Insa Wiese streut in ihre viel­fäl­tigen Programme immer auch den Expe­ri­men­tal­film und hat dafür eine inter­es­sante Auswahl getroffen. Für den Stream (tagsüber) leider völlig unge­eignet, aber in der Ahnung eines stillen, essay­is­ti­schen Werks sei hier Viktor Brims Dark Matter (2020) (Deutscher WB 1) heraus­ge­hoben. An der Schwelle zum Doku­men­ta­ri­schen zeigt der Video­künstler Tableaux vom Tagebau zur Rohstoff­ge­win­nung. Die Bilder, allesamt sehr monochrom, dunkel, sind selbst der Rohstoff seiner Kunst – dichter Nebel entbirgt allmäh­li­ches Geschehen, Krater klüften sich in der Land­schaft auf, schweres Gerät trägt dunkle Erde ab. Ein Film, den man sich auf die Kino­lein­wand wünscht.

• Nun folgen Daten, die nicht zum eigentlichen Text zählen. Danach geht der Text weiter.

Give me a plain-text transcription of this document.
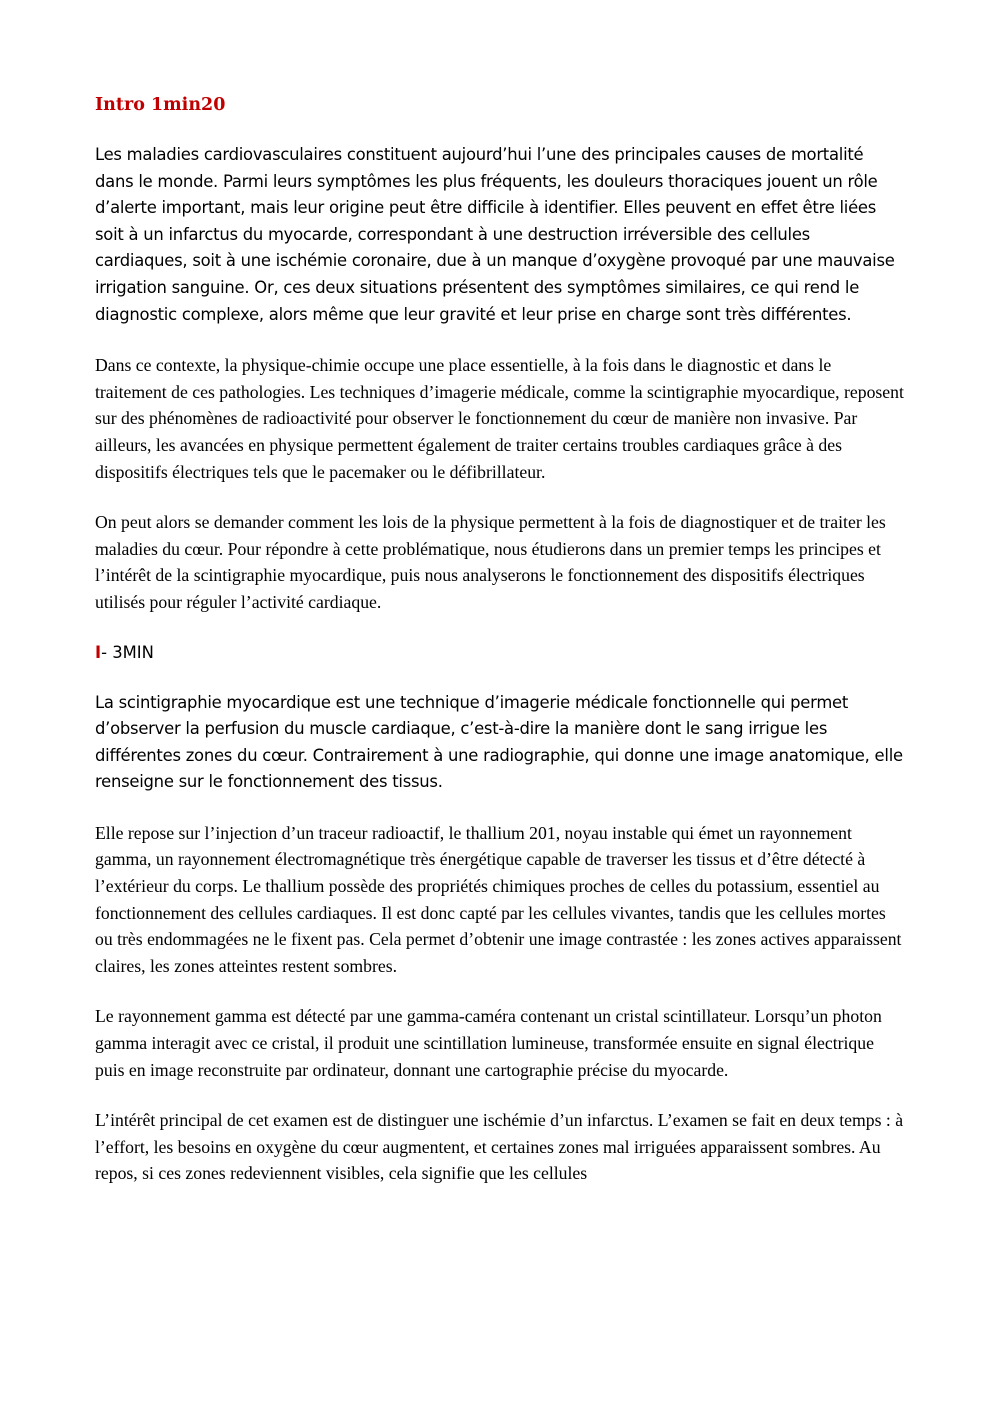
Intro 1min20

Les maladies cardiovasculaires constituent aujourd’hui l’une des principales causes de mortalité dans le monde. Parmi leurs symptômes les plus fréquents, les douleurs thoraciques jouent un rôle d’alerte important, mais leur origine peut être difficile à identifier. Elles peuvent en effet être liées soit à un infarctus du myocarde, correspondant à une destruction irréversible des cellules cardiaques, soit à une ischémie coronaire, due à un manque d’oxygène provoqué par une mauvaise irrigation sanguine. Or, ces deux situations présentent des symptômes similaires, ce qui rend le diagnostic complexe, alors même que leur gravité et leur prise en charge sont très différentes.

Dans ce contexte, la physique-chimie occupe une place essentielle, à la fois dans le diagnostic et dans le traitement de ces pathologies. Les techniques d’imagerie médicale, comme la scintigraphie myocardique, reposent sur des phénomènes de radioactivité pour observer le fonctionnement du cœur de manière non invasive. Par ailleurs, les avancées en physique permettent également de traiter certains troubles cardiaques grâce à des dispositifs électriques tels que le pacemaker ou le défibrillateur.

On peut alors se demander comment les lois de la physique permettent à la fois de diagnostiquer et de traiter les maladies du cœur. Pour répondre à cette problématique, nous étudierons dans un premier temps les principes et l’intérêt de la scintigraphie myocardique, puis nous analyserons le fonctionnement des dispositifs électriques utilisés pour réguler l’activité cardiaque.

I- 3MIN

La scintigraphie myocardique est une technique d’imagerie médicale fonctionnelle qui permet d’observer la perfusion du muscle cardiaque, c’est-à-dire la manière dont le sang irrigue les différentes zones du cœur. Contrairement à une radiographie, qui donne une image anatomique, elle renseigne sur le fonctionnement des tissus.

Elle repose sur l’injection d’un traceur radioactif, le thallium 201, noyau instable qui émet un rayonnement gamma, un rayonnement électromagnétique très énergétique capable de traverser les tissus et d’être détecté à l’extérieur du corps. Le thallium possède des propriétés chimiques proches de celles du potassium, essentiel au fonctionnement des cellules cardiaques. Il est donc capté par les cellules vivantes, tandis que les cellules mortes ou très endommagées ne le fixent pas. Cela permet d’obtenir une image contrastée : les zones actives apparaissent claires, les zones atteintes restent sombres.

Le rayonnement gamma est détecté par une gamma-caméra contenant un cristal scintillateur. Lorsqu’un photon gamma interagit avec ce cristal, il produit une scintillation lumineuse, transformée ensuite en signal électrique puis en image reconstruite par ordinateur, donnant une cartographie précise du myocarde.

L’intérêt principal de cet examen est de distinguer une ischémie d’un infarctus. L’examen se fait en deux temps : à l’effort, les besoins en oxygène du cœur augmentent, et certaines zones mal irriguées apparaissent sombres. Au repos, si ces zones redeviennent visibles, cela signifie que les cellules
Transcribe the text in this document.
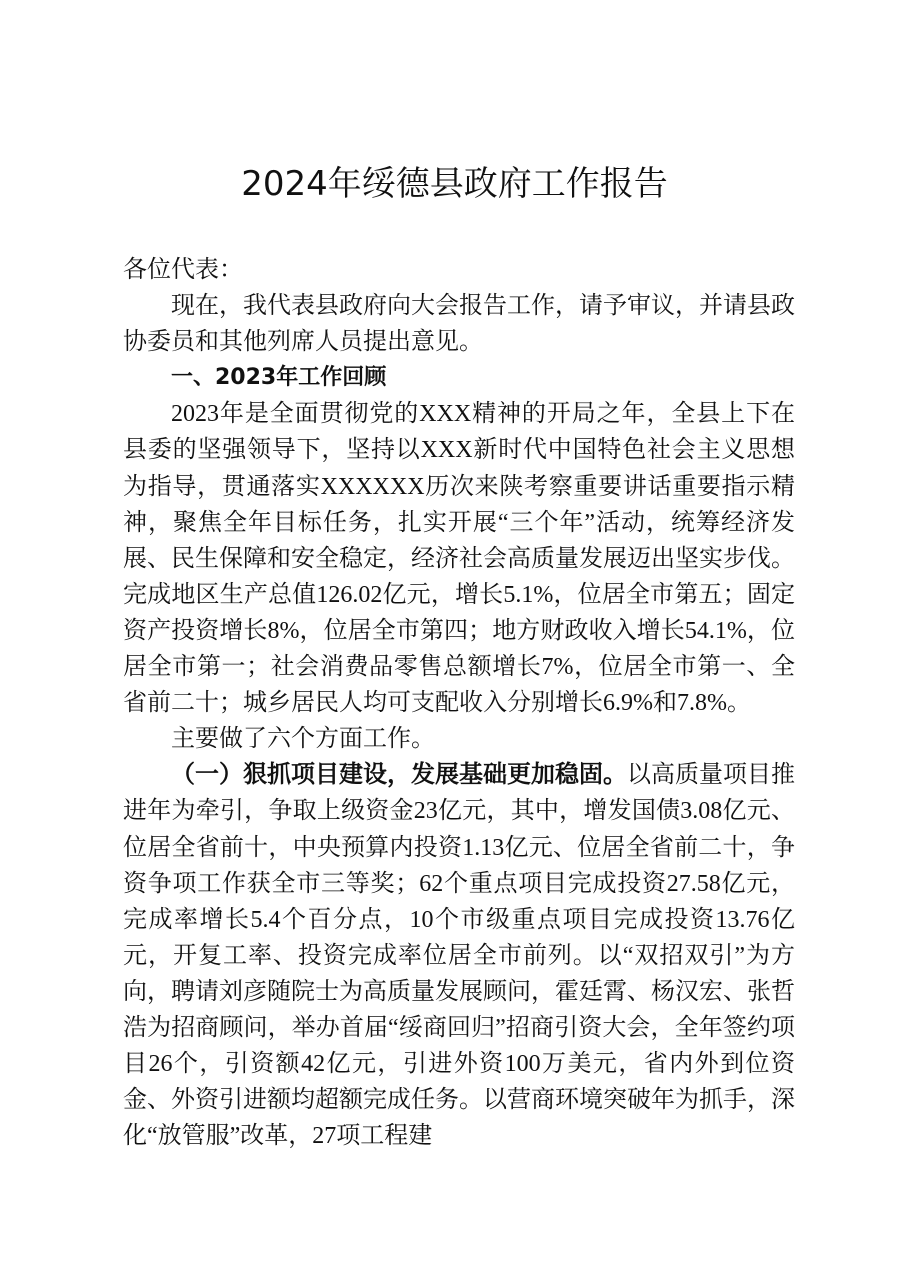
2024年绥德县政府工作报告

各位代表：

现在，我代表县政府向大会报告工作，请予审议，并请县政协委员和其他列席人员提出意见。

一、2023年工作回顾

2023年是全面贯彻党的XXX精神的开局之年，全县上下在县委的坚强领导下，坚持以XXX新时代中国特色社会主义思想为指导，贯通落实XXXXXX历次来陕考察重要讲话重要指示精神，聚焦全年目标任务，扎实开展“三个年”活动，统筹经济发展、民生保障和安全稳定，经济社会高质量发展迈出坚实步伐。完成地区生产总值126.02亿元，增长5.1%，位居全市第五；固定资产投资增长8%，位居全市第四；地方财政收入增长54.1%，位居全市第一；社会消费品零售总额增长7%，位居全市第一、全省前二十；城乡居民人均可支配收入分别增长6.9%和7.8%。

主要做了六个方面工作。

（一）狠抓项目建设，发展基础更加稳固。以高质量项目推进年为牵引，争取上级资金23亿元，其中，增发国债3.08亿元、位居全省前十，中央预算内投资1.13亿元、位居全省前二十，争资争项工作获全市三等奖；62个重点项目完成投资27.58亿元，完成率增长5.4个百分点，10个市级重点项目完成投资13.76亿元，开复工率、投资完成率位居全市前列。以“双招双引”为方向，聘请刘彦随院士为高质量发展顾问，霍廷霄、杨汉宏、张哲浩为招商顾问，举办首届“绥商回归”招商引资大会，全年签约项目26个，引资额42亿元，引进外资100万美元，省内外到位资金、外资引进额均超额完成任务。以营商环境突破年为抓手，深化“放管服”改革，27项工程建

Auch Anthropo­cene (2019) von Moritz Schuch­mann insze­niert Land­schaft als Land Art. Im Haupt­beruf Designer, findet der Film­künstler Linien und Geraden, die die Kultur­land­schaft durch­ziehen und kompo­niert sie zu einer visuellen Symphonie. Eine Mediation des rechten Winkels, in die man sich gerne fallen lässt.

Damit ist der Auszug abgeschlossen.